Caros leitores,
É certo que a pandemia da COVID-19 trouxe consigo a necessidade de trazer novo enfoque ao tema da saúde, exigindo-se ainda uma atuação multilateral ativa para fortalecimento dos instrumentos de cada país para combater e evitar a disseminação de novas doenças.
Diante disso e à luz dos movimentos políticos recentes, trazemos hoje um artigo que analisa a questão do multilateralismo em termos de saúde na América Latina, em um momento que se promete um enfoque especial no desenvolvimento e na cooperação regional.
Esperamos que gostem e compartilhem!
Ygor Alonso é membro do Grupo de Pesquisa em Estado, Instituições e Análise Econômica do Direito (GPEIA/UFF).

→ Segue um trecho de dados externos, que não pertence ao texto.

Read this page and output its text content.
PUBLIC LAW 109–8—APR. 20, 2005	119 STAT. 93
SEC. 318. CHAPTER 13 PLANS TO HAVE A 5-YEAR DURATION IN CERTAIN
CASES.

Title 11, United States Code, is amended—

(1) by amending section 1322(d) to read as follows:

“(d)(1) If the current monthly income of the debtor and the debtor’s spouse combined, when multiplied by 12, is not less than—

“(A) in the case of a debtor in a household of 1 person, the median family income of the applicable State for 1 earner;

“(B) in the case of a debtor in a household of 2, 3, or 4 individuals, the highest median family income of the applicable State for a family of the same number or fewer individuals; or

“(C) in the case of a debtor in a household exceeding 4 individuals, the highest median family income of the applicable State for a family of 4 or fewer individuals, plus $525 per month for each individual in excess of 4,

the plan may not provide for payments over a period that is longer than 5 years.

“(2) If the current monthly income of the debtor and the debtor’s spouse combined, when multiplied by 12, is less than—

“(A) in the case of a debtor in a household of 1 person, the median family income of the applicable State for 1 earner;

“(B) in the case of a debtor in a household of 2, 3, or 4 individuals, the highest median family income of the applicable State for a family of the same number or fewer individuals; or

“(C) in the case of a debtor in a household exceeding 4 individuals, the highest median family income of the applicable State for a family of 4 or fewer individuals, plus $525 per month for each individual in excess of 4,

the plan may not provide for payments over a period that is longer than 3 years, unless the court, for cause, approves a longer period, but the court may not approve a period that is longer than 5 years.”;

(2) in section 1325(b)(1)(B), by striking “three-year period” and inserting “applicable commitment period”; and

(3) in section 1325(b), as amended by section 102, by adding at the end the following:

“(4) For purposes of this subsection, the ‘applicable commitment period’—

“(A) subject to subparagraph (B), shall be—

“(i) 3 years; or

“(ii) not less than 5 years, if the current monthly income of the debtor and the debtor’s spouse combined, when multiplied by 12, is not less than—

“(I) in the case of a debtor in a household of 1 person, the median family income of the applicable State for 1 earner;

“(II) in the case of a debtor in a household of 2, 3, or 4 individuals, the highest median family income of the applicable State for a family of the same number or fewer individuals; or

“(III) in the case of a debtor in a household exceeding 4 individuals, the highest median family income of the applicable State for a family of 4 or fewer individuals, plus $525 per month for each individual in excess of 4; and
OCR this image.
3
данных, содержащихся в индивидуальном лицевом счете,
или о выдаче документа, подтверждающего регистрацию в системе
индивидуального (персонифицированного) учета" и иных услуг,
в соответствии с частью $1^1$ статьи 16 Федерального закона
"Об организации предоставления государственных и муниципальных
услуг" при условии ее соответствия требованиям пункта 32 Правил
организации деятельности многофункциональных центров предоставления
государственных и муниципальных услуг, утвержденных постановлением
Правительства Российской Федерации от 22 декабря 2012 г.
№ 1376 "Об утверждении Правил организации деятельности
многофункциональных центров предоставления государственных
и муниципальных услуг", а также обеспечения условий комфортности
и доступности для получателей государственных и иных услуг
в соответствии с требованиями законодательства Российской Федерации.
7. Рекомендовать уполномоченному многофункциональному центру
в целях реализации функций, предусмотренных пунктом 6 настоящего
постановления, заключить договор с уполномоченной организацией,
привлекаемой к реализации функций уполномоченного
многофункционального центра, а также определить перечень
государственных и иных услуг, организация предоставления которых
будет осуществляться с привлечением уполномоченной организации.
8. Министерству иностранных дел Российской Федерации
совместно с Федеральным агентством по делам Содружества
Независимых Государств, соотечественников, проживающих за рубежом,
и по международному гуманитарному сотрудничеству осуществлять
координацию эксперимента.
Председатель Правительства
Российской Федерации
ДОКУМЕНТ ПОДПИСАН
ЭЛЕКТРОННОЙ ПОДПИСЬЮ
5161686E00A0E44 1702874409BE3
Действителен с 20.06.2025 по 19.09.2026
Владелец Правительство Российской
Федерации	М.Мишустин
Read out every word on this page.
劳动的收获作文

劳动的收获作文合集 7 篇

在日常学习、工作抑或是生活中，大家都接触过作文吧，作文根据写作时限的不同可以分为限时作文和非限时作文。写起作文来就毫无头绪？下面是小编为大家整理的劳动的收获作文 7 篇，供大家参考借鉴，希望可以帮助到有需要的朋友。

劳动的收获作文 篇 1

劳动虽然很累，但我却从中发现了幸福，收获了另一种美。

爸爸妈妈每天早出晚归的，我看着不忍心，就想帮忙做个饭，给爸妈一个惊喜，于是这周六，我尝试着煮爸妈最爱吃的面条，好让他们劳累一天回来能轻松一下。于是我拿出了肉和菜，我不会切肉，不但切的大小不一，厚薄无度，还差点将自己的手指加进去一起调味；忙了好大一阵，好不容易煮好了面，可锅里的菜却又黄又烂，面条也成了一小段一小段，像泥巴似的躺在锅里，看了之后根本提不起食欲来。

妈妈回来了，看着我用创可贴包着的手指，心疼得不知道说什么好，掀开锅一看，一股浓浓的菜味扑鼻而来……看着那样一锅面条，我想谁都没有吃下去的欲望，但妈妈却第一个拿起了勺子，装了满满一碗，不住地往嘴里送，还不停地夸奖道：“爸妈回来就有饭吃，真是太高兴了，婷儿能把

A eleição de Lula como presidente do Brasil no último domingo consolida a tendência das recentes eleições em diversos países latino-americanos, que apontam para a retomada do que analistas políticos denominam uma nova ‘onda rosa’ nos governos da região. O resultado do pleito, somado às eleições, também em 2022, de Gustavo Boric, no Chile, e de Gustavo Petro, na Colômbia, juntamente com governos de AMLO no México (2018), Fernandez na Argentina (2019), Arce na Bolívia (2020), Santokhi no Suriname (2020), Ali na Guiana (2020), Castillo no Peru (2021), Xiomara em Honduras (2022), Maduro na Venezuela, Ortega na Nicarágua, e o histórico socialismo cubano, configura o que vem sendo chamado de ‘nova onda rosa latino-americana’.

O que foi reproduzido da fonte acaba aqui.